Tim Stevens, Staff Writer
Ryan Harrow, an N.C. State basketball commitment, is a good example of a couple of truisms in the world of college basketball recruiting.
Much of the recruiting is done in the summer, and if prospects don't play during those months it is harder to get noticed.
Harrow missed summer play in the summer of 2006 because of a slipped disk and in 2007 because of a broken right wrist.
He has been out of the recruiting mainstream to the extent that Dave Telep, the director of recruiting for Scout.com, has not yet evaluated him.
"I need to see him more," Telep said. "I honestly haven't seen him enough yet to say much about him accurately."
But Harrow also illustrates that if you can play, somebody is going to find you.
Harrow is a 5-foot-11 guard who will begin his junior year at Marietta (Ga.) Walton this fall.
He had lived with his sister until last spring and had attended Concord (N.C.) Cannon School, where he had played varsity basketball since the eighth grade.
Harrow helped the Cougars win the NCISAA 2-A championship as an eighth grader and led the team to the semifinals as a ninth grader.
He played at Cannon for most of last season, but left in February to join his mother in Georgia after the death of his grandmother.
Wolfpack assistant Monte Towe visited Cannon, which is about 25 miles northeast of Charlotte, during Harrow's freshman season to look at 6-6 Jarell Eddie. Harrow caught Towe's eye.
State coaches have watched him ever since, and when other schools lost contact with Harrow last spring after he transferred, the Pack stayed in touch.
State invited him to its summer camp and after watching him play, offered him a scholarship.
He quickly accepted.
"I'm going to State," he said. "That's my school."
Since his commitment to State, several schools, including Clemson, Florida, Tennessee, have called.
"But I'm going to State," he said. "I like Coach [Sidney] Lowe and the atmosphere there a lot."
Walton coach Joe Goydish said Harrow's early commitment was the result of a school doing a great job of recruiting.
"State got him and won him, before a lot of people knew about him," Goydish said.
Harrow isn't impressive physically -- he weighs just 150 pounds. But he wears a size 13 shoe and he has long arms. Doctors have told him that he may grow to the 6-2 or 6-3 range.
"If he does that, he is going to be one of the top 25 players in the country before he is done," Goydish said.
"He does everything great now except play defense.

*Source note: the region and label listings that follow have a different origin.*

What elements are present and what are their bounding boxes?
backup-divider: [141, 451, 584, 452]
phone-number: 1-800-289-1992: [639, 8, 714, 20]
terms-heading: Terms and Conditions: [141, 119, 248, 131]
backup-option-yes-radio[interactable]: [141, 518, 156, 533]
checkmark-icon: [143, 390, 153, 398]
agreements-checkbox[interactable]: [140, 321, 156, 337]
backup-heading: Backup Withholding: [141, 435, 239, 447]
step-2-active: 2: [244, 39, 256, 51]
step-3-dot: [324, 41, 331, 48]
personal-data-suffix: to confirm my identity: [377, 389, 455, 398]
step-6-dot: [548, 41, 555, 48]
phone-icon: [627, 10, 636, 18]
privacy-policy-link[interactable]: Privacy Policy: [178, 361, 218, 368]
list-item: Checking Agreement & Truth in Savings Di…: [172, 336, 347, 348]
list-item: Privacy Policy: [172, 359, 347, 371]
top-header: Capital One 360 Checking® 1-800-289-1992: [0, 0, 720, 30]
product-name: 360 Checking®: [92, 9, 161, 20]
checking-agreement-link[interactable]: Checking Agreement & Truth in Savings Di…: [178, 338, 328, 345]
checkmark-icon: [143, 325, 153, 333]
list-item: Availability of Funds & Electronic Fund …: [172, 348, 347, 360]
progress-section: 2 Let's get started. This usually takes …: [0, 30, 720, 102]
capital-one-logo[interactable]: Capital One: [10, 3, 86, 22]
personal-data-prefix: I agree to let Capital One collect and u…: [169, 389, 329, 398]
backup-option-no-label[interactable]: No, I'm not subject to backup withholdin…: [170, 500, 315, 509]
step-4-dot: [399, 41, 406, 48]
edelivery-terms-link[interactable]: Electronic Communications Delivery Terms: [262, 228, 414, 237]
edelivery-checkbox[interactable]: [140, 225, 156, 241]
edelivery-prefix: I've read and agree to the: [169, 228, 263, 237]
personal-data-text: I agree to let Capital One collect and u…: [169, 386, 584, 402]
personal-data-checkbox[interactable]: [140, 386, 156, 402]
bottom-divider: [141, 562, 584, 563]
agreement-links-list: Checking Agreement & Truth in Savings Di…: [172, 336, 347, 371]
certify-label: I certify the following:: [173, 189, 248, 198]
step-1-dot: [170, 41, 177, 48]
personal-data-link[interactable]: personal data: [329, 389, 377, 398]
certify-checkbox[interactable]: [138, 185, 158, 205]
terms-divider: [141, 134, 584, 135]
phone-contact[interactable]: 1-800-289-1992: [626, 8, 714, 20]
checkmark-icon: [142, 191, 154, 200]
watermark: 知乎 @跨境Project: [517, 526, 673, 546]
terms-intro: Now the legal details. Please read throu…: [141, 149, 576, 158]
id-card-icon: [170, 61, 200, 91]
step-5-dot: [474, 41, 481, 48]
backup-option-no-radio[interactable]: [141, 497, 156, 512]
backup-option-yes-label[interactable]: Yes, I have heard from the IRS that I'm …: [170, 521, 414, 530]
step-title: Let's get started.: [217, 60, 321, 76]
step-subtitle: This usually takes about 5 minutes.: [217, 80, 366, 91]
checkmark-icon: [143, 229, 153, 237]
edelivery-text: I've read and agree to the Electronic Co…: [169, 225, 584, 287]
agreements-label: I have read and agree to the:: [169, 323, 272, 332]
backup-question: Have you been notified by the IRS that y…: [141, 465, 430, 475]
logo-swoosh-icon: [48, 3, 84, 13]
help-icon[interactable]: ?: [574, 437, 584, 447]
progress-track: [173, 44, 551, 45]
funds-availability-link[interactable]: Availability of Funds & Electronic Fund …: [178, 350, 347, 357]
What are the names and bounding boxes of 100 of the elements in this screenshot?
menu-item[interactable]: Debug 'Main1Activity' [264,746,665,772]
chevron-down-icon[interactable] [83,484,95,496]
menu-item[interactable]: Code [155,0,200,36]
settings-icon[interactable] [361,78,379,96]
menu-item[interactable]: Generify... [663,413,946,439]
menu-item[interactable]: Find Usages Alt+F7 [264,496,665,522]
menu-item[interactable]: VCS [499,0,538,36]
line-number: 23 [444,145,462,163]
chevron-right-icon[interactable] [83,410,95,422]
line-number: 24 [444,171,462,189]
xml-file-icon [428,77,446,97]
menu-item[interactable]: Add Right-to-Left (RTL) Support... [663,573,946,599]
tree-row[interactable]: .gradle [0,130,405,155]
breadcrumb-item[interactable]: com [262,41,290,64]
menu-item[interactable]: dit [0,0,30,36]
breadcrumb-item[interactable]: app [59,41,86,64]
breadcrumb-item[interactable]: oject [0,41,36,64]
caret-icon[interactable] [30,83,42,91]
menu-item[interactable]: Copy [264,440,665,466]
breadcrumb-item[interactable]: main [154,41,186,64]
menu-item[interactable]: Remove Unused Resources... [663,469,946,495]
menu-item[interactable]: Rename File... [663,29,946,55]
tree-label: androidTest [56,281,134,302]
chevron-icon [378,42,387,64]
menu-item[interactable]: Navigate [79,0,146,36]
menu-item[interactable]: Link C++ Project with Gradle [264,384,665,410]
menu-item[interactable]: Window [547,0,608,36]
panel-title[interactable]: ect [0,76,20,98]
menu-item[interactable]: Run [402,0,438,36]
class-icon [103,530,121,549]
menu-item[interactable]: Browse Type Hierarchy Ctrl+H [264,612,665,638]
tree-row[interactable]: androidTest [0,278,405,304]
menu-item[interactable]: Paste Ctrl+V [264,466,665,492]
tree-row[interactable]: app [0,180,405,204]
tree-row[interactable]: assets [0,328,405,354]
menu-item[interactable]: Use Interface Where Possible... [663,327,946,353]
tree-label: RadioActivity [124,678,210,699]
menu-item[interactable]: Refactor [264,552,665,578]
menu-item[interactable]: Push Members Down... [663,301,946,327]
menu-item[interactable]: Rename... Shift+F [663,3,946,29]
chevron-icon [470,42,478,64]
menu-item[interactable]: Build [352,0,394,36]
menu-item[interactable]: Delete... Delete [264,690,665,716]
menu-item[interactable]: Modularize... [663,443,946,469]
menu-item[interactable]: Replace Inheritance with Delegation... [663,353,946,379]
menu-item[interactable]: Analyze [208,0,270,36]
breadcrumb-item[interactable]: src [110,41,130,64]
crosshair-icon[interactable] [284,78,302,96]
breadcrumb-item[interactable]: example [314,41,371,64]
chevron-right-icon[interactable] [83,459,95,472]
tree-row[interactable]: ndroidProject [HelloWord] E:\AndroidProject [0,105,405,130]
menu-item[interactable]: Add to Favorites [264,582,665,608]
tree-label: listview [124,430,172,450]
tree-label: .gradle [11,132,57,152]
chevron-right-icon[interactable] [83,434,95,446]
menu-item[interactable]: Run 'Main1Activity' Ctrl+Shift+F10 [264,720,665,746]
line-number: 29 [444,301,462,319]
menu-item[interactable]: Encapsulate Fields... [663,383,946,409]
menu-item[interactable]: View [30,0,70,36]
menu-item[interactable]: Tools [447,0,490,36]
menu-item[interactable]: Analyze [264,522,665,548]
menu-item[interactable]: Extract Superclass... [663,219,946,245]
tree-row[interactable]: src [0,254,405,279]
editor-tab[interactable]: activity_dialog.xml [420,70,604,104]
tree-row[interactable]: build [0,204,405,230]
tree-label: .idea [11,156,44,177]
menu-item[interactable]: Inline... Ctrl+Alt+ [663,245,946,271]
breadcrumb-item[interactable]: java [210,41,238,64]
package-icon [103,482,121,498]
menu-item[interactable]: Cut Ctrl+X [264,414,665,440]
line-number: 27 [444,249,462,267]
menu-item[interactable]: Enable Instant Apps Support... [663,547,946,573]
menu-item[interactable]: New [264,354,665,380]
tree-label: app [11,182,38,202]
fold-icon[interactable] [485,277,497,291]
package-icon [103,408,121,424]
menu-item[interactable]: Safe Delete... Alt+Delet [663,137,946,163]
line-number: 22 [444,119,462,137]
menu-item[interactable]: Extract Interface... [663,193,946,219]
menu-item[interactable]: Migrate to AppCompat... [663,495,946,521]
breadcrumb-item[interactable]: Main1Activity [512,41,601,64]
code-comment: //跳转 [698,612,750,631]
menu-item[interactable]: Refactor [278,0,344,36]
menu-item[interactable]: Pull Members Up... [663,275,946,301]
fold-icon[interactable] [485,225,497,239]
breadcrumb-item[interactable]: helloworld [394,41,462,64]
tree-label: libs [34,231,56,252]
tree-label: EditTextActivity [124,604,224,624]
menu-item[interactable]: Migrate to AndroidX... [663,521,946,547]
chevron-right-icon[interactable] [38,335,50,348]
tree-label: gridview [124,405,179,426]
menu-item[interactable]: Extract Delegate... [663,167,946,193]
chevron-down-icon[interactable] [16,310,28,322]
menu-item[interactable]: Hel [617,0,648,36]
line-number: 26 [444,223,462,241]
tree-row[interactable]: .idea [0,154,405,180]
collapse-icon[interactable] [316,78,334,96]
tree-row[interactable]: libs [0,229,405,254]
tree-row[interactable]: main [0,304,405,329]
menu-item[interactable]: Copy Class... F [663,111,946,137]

He is a good defender, but not a great one.
"But as far as quickness, skills, shooting, passing, he is great. And he'd just as soon make a great pass as score himself."
Goydish said Kevin Kruger, who played at Arizona State and UNLV, is the best high school point guard he has seen, but that Harrow could be better.
Playing at Walton will be a big jump in competition for Harrow. Cannon, an N.C. Independent School Athletic Association small school power in basketball, has about 150 students in grades 9 through 12. Walton has 2,600 students and is ranked among the top academic schools in the country by Newsweek magazine.
The Atlanta-area school will face teams loaded with Division I prospects. Harrow will be playing alongside 6-4 Glen Rice Jr., a top Georgia Tech target who averaged 27 points per game as a junior at Walton.
Rice's father played in the NBA for 15 years and led Michigan to the 1989 NCAA championship.
"Ryan and Glen play together very well," Goydish said. "Ryan is so unselfish and Glen is, too."
Harrow said his biggest objective in games is making his teammates better.
"That's my job," he said.
And he is solidly committed to State, he said.
"State has been my No. 1 school for a while. It found me," he said.